Ein Masterstudent empörte sich nicht nur über den Begriff «Ambassador», den Foraus für Huang verwendet hatte, sondern auch über das Schlagwort «Sovereignty»: Taiwan sei kein souveräner Staat. Die Podiumsrunde (die noch gar nicht stattgefunden hatte) foutiere sich um Fakten. Es handle sich um eine politische Veranstaltung zur Unterstützung der Unabhängigkeit Taiwans und nicht um eine seriöse Debatte unter Wissenschaftern, schreibt der junge Mann in einer E-Mail an die Organisatoren, die der NZZ vorliegt.
Eine chinesische Studentin stellt gar den Kurs der hiesigen Aussenpolitik infrage. Die Podiumsrunde an der Universität mache verdächtig. Wenn die Mehrheit der Bevölkerung und die Landesregierung genauso dächten wie die Veranstalter, dann werde der Status der Schweiz als «‹neutrales Land›» Schaden nehmen.
Druck aus Bern
Für regimetreue Chinesen hat alles mit Politik, mit Partei, Staat und Nation zu tun. Die Aufregung in der chinesischen Diaspora war so gross, dass einige Studenten aus dem Reich der Mitte kurzerhand das Generalkonsulat in Zürich und die Botschaft der Volksrepublik in Bern alarmierten. Die Botschaft wiederum intervenierte beim Rektorat der Universität. Dort hatten sich auch mehrere Wissenschafter der Hochschule gemeldet, die die Massen-E-Mail mit der Einladung zur Podiumsrunde und der unglücklichen Wortwahl ebenfalls erhalten hatten.

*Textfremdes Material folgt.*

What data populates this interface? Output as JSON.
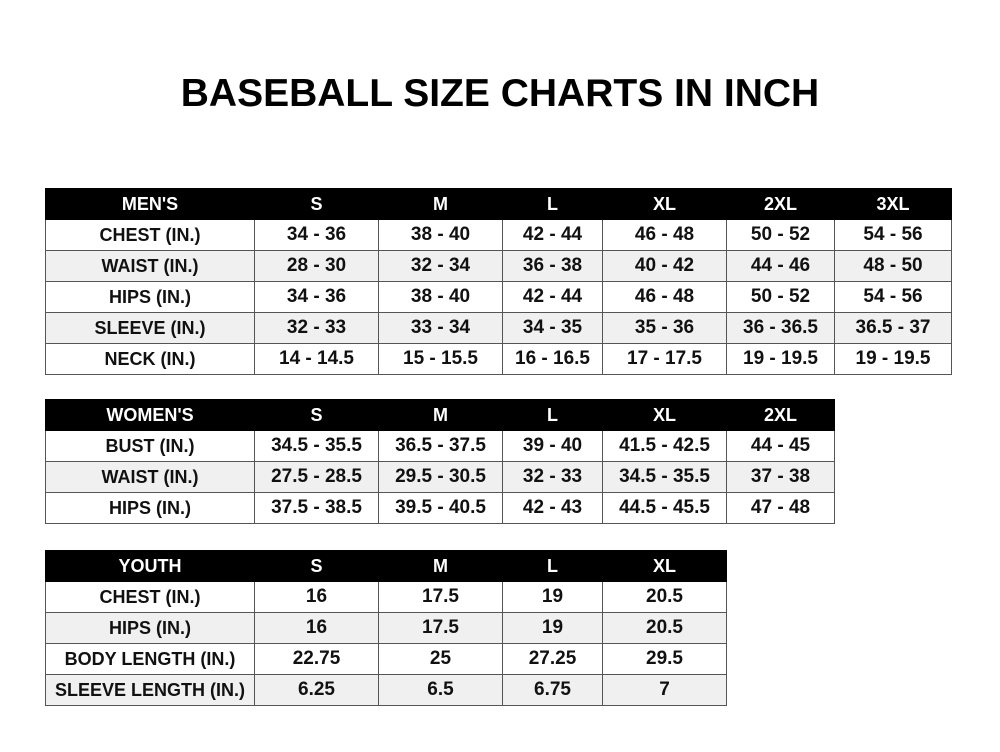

«Die Bezeichnung ‹Ambassador› entspricht nicht dem internationalen Standard, daher haben wir vom Verein Foraus verlangt, dies anzupassen», sagt Beat Müller, der Sprecher der Universität. Am Mittwoch verschickten die Veranstalter eine zweite Massen-E-Mail, in der man bei allen Studierenden um Entschuldigung bat für das «Missverständnis»: Huang ist der Vertreter Taiwans in der Schweiz, nicht der Botschafter.
Müller lässt durchblicken, dass man die Richtigstellung zur Bedingung gemacht habe, damit die Podiumsrunde habe stattfinden können.
Hat sich die Universität Zürich von der chinesischen Botschaft unter Druck setzen lassen? Müller verneint. Aber es sei wichtig, bei Veranstaltungen an der Hochschule diplomatisch korrekte Begriffe zu verwenden – zumal bei einem derart delikaten Thema wie China und Taiwan.
Die Universität wollte kein Risiko eingehen. Der Verein Foraus musste kurzfristig eine zweite Bedingung erfüllen – und zwei Securitas-Mitarbeiter aufbieten für die Podiumsrunde, man weiss ja nie. Der Abend ging ohne Zwischenfälle über die Bühne.